Order today, ships today. KKA5041S28 – 500k Ohm 2 Gang Logarithmic Panel Mount Potentiometer None 1.0 Kierros Carbon 2W Solder Lug from Precision Electronics Corporation. Pricing and Availability on millions of electronic components from Digi-Key Electronics.




www.digikey.ca


----------



## Louis (Apr 26, 2008)

dtsaudio said:


> Not in Canada, but Digikey has them. Shipping is overnight fedex, for $8.00.
> This what you're looking for?
> 
> 
> ...


Yes exactly !.................. thank you !


----------



## tomee2 (Feb 27, 2017)

$60? Really?


----------



## dtsaudio (Apr 15, 2009)

tomee2 said:


> $60? Really?


PEC pots are quite expensive, especially dual log taper.


----------



## tomee2 (Feb 27, 2017)

Are they a very precise log pot? As in, needed in test equipment with db markings, or analogue computers? I guess I'll have to Google them and learn what's up.


----------



## jbealsmusic (Feb 12, 2014)

tomee2 said:


> Are they a very precise log pot? As in, needed in test equipment with db markings, or analogue computers? I guess I'll have to Google them and learn what's up.

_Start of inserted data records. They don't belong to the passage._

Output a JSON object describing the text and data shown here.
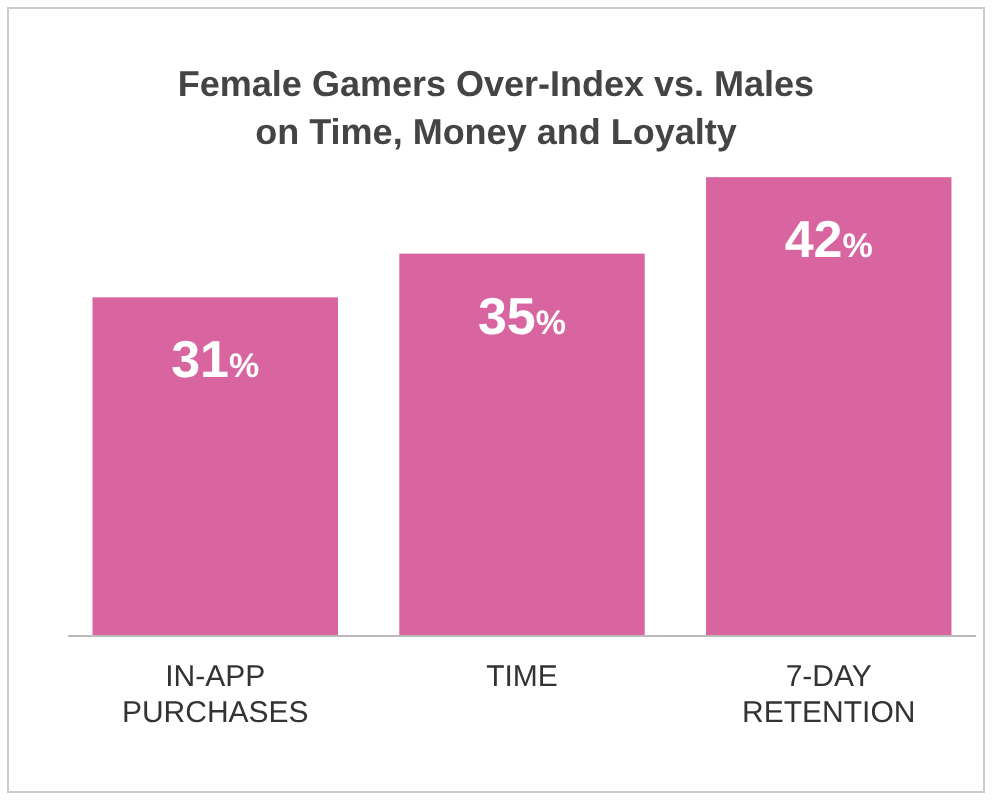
{
  "chart_data": {
    "type": "bar",
    "title": "Female Gamers Over-Index vs. Males\non Time, Money and Loyalty",
    "categories": [
      "IN-APP\nPURCHASES",
      "TIME",
      "7-DAY\nRETENTION"
    ],
    "values": [
      31,
      35,
      42
    ],
    "value_labels": [
      "31%",
      "35%",
      "42%"
    ],
    "color": "#d8659f"
  }
}
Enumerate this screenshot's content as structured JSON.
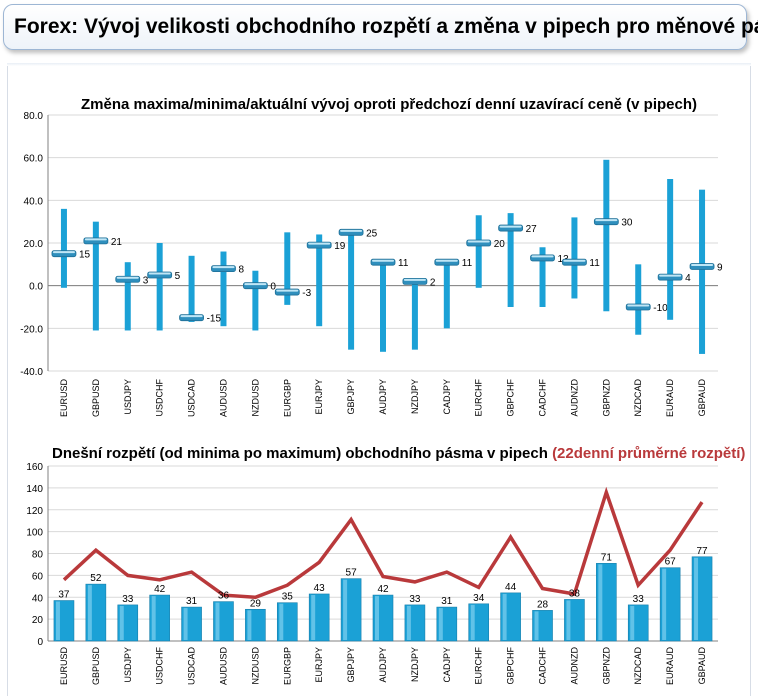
{
  "header": {
    "title": "Forex: Vývoj velikosti obchodního rozpětí a změna v pipech pro měnové páry"
  },
  "colors": {
    "bar": "#1ba1d6",
    "line": "#b9393b",
    "grid": "#d9d9d9",
    "axis": "#808080"
  },
  "chart_data": [
    {
      "type": "bar",
      "subtype": "high-low-close",
      "title": "Změna maxima/minima/aktuální vývoj oproti předchozí denní uzavírací ceně (v pipech)",
      "ylim": [
        -40,
        80
      ],
      "yticks": [
        "-40.0",
        "-20.0",
        "0.0",
        "20.0",
        "40.0",
        "60.0",
        "80.0"
      ],
      "grid": "horizontal",
      "categories": [
        "EURUSD",
        "GBPUSD",
        "USDJPY",
        "USDCHF",
        "USDCAD",
        "AUDUSD",
        "NZDUSD",
        "EURGBP",
        "EURJPY",
        "GBPJPY",
        "AUDJPY",
        "NZDJPY",
        "CADJPY",
        "EURCHF",
        "GBPCHF",
        "CADCHF",
        "AUDNZD",
        "GBPNZD",
        "NZDCAD",
        "EURAUD",
        "GBPAUD"
      ],
      "series": [
        {
          "name": "",
          "values": [
            36,
            30,
            11,
            20,
            14,
            16,
            7,
            25,
            24,
            25,
            11,
            2,
            11,
            33,
            34,
            18,
            32,
            59,
            10,
            50,
            45
          ]
        },
        {
          "name": "",
          "values": [
            -1,
            -21,
            -21,
            -21,
            -17,
            -19,
            -21,
            -9,
            -19,
            -30,
            -31,
            -30,
            -20,
            -1,
            -10,
            -10,
            -6,
            -12,
            -23,
            -16,
            -32
          ]
        },
        {
          "name": "",
          "values": [
            15,
            21,
            3,
            5,
            -15,
            8,
            0,
            -3,
            19,
            25,
            11,
            2,
            11,
            20,
            27,
            13,
            11,
            30,
            -10,
            4,
            9
          ]
        }
      ],
      "data_labels": [
        "15",
        "21",
        "3",
        "5",
        "-15",
        "8",
        "0",
        "-3",
        "19",
        "25",
        "11",
        "2",
        "11",
        "20",
        "27",
        "13",
        "11",
        "30",
        "-10",
        "4",
        "9"
      ]
    },
    {
      "type": "bar",
      "title": "Dnešní rozpětí (od minima po maximum) obchodního pásma v pipech",
      "title_highlight": "(22denní průměrné rozpětí)",
      "ylim": [
        0,
        160
      ],
      "yticks": [
        "0",
        "20",
        "40",
        "60",
        "80",
        "100",
        "120",
        "140",
        "160"
      ],
      "grid": "horizontal",
      "categories": [
        "EURUSD",
        "GBPUSD",
        "USDJPY",
        "USDCHF",
        "USDCAD",
        "AUDUSD",
        "NZDUSD",
        "EURGBP",
        "EURJPY",
        "GBPJPY",
        "AUDJPY",
        "NZDJPY",
        "CADJPY",
        "EURCHF",
        "GBPCHF",
        "CADCHF",
        "AUDNZD",
        "GBPNZD",
        "NZDCAD",
        "EURAUD",
        "GBPAUD"
      ],
      "series": [
        {
          "name": "",
          "type": "bar",
          "values": [
            37,
            52,
            33,
            42,
            31,
            36,
            29,
            35,
            43,
            57,
            42,
            33,
            31,
            34,
            44,
            28,
            38,
            71,
            33,
            67,
            77
          ]
        },
        {
          "name": "",
          "type": "line",
          "values": [
            56,
            83,
            60,
            56,
            63,
            42,
            40,
            51,
            72,
            111,
            59,
            54,
            63,
            49,
            95,
            48,
            43,
            136,
            51,
            83,
            127
          ]
        }
      ],
      "data_labels": [
        "37",
        "52",
        "33",
        "42",
        "31",
        "36",
        "29",
        "35",
        "43",
        "57",
        "42",
        "33",
        "31",
        "34",
        "44",
        "28",
        "38",
        "71",
        "33",
        "67",
        "77"
      ]
    }
  ]
}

Here are the main differences between PEC pots and the pots normally used in our industry:

They are made in Canada. Yes, actually manufactured here. Awesome!
They are made of ethically sourced materials. VERY rare for the electronics industry.
They have a higher rotational life than standard pots (most clock in at 10K-15K; PEC is 25K).
Much wider range of functional operating temperature. Most pots are good for around -10 to +50 C. PEC's are good for -65 to +125 C. In general, they meet military spec for temperature, humidity, vibration, shock resistance, etc. All far exceeding what our standard industry pots do.
They can handle far greater voltages for far longer before becoming damaged.
Stainless steel shaft and housing. Most pots in our industry are aluminum or brass.
Gold plated lugs.
...some other, far less applicable stuff

Their tolerances are 10% or 20%, which every major pot manufacturer does these days. So, not ultra accurate by any stretch.

Are they objectively better than the standard fare our industry uses? Yes. In a lot of objectively measurable ways.

Are they practically better for our applications in the music industry? That depends entirely on the person and the application. They cost 5-10X what other pots cost. Is there enough value in the above listed differences to be worth it for you? If yes, then yes, it's certainly better for you. If the above things don't really matter to you, then no, it isn't better for you.

One scenario where they are most certainly not better would be in a guitar's volume control. They actually have a higher "sliding noise" than most pots in our industry because they aren't designed for audio applications. That doesn't matter as much in an amp, pedal, or in a guitar's controls where the user doesn't touch the controls much. But if you ride your volume control while you play, these will not be the right fit for you. But, that is an aside.

They are great pots, but definitely require a cost/benefit analysis before purchasing.


----------